Habitat 67 – Montréal

« Les disciplines du projet sont généralement très portées sur la clarification de gestes clairs et sont plus soucieuses de l’exactitude de la réponse à des exigences spécifiques que par la mise en place de zones floues et de vides qui peuvent être investies de façons imprévues.

Bien que certains praticiens privilégient cette approche (comme, en particulier, Rem Koolhaas), cette posture conceptuelle reste rare. On peut cependant retrouver, de façon assez régulière, des espaces non programmés à la périphérie des projets : ces vides résiduels sont ceux qui ne sont pas investis par la résolution du programme. Lorsque ces vides sont au cœur d’un projet (et que la périphérie devient le centre), leur capacité d’attraction et leur potentiel d’investissement en sortent grandis.

C’est le cas d’un projet phare de l’architecture canadienne : Habitat 67, conçu par Moshe Safdie à l’occasion d’Expo 67 à Montréal. L’image de ce projet est fortement marquée par l’expression plastique et matérielle de ses composantes que sont ces cubes de béton empilés et reliés les uns aux autres dans une logique structuraliste.

Lorsque j’ai eu l’occasion de visiter le bâtiment, j’ai été marqué par la grande richesse spatiale de la place couverte par ces pyramides de blocs. Il ne s’agit pas A0 espace neutre et uniforme, mais bien d’un ensemble de petits espaces interreliés. Certains sont bas et écrasés alors que d’autres sont beaucoup plus haut. Certains sont très sombres, alors que d’autres sont éclairés de façon franche par une lumière naturelle directe.

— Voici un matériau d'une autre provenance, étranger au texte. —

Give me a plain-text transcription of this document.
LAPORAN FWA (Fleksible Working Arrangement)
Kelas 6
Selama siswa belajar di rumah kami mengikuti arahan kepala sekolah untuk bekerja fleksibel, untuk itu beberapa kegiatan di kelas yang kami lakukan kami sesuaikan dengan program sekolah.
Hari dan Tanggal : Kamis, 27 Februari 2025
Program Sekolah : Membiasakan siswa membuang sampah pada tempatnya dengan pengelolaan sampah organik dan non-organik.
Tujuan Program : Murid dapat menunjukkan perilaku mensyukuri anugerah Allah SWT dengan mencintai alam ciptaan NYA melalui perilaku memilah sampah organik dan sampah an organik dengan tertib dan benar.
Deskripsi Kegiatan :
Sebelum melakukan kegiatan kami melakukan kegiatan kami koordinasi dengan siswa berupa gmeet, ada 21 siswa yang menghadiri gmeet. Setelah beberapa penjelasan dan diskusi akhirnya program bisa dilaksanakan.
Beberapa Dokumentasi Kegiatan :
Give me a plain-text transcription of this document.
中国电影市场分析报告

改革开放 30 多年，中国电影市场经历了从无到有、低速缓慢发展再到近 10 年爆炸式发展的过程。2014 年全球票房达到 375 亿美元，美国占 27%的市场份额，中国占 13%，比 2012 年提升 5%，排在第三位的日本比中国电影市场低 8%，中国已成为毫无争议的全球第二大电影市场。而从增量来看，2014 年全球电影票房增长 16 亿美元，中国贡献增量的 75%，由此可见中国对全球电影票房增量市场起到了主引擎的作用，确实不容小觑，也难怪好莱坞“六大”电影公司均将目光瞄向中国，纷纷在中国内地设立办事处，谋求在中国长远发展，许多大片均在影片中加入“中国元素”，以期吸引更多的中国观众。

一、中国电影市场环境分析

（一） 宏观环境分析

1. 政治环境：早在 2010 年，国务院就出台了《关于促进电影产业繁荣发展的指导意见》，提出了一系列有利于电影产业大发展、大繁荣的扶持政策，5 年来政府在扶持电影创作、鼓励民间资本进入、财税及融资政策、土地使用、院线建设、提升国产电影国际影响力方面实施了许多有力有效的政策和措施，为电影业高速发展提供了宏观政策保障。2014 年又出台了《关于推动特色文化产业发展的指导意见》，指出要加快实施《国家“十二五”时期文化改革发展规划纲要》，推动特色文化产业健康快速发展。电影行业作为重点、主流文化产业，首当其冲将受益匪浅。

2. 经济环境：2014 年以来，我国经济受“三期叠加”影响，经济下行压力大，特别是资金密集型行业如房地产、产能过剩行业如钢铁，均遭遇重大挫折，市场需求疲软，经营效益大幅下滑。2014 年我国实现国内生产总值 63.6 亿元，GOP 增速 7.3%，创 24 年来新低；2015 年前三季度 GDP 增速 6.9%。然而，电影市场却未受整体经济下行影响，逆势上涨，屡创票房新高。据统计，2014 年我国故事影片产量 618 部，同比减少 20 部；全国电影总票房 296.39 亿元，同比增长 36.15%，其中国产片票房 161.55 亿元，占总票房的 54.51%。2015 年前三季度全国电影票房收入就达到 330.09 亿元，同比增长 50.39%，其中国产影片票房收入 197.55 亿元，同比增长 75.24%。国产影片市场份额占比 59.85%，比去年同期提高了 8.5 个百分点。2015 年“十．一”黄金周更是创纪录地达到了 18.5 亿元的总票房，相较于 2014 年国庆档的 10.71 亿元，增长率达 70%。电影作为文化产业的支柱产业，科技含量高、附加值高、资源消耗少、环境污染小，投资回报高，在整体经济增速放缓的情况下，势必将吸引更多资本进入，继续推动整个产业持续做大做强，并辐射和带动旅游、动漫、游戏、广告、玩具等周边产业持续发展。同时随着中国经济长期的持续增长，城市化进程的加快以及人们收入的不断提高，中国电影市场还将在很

L’ensemble est ramené à une échelle humaine par le grand toit composé par les cubes de béton habités.

Le sol n’est pas, lui non plus, continu, mais fragmenté par des changements de niveau permettant d’aborder l’ensemble de ces espaces de façon variée.

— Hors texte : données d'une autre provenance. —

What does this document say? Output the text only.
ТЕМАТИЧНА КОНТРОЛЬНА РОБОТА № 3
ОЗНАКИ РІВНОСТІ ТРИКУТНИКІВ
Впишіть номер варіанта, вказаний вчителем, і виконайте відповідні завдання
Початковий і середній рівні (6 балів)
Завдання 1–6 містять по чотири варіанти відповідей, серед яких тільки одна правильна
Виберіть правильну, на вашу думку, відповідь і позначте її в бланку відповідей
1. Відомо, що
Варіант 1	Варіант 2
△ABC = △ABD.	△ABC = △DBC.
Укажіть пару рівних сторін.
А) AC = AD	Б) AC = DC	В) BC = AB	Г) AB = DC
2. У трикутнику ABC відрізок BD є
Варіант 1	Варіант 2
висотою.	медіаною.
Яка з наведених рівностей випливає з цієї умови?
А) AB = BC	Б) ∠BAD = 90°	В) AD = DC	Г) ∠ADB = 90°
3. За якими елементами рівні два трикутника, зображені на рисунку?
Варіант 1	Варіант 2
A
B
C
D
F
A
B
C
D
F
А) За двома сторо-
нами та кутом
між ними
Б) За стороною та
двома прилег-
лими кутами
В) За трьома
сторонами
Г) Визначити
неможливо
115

C’est à la fois la variété des dispositifs et la complexité de leurs assemblages qui font de cet espace « résiduel » un lieu propice à être mobilisé de façons très différentes par les usagers, qu’ils soient de simples visiteurs individuels, ou des groupes de résidents du projet. A la fois petit et grand, fermé et ouvert, enfoui et suspendu, ce volume indéfini est un véritable environnement bâti dont la qualité se mesure par son ouverture aux expériences vécues des usagers. » (Livret Expériences Vécues Positives de la Qualité dans l’Environnement Bâti 2023, p.20).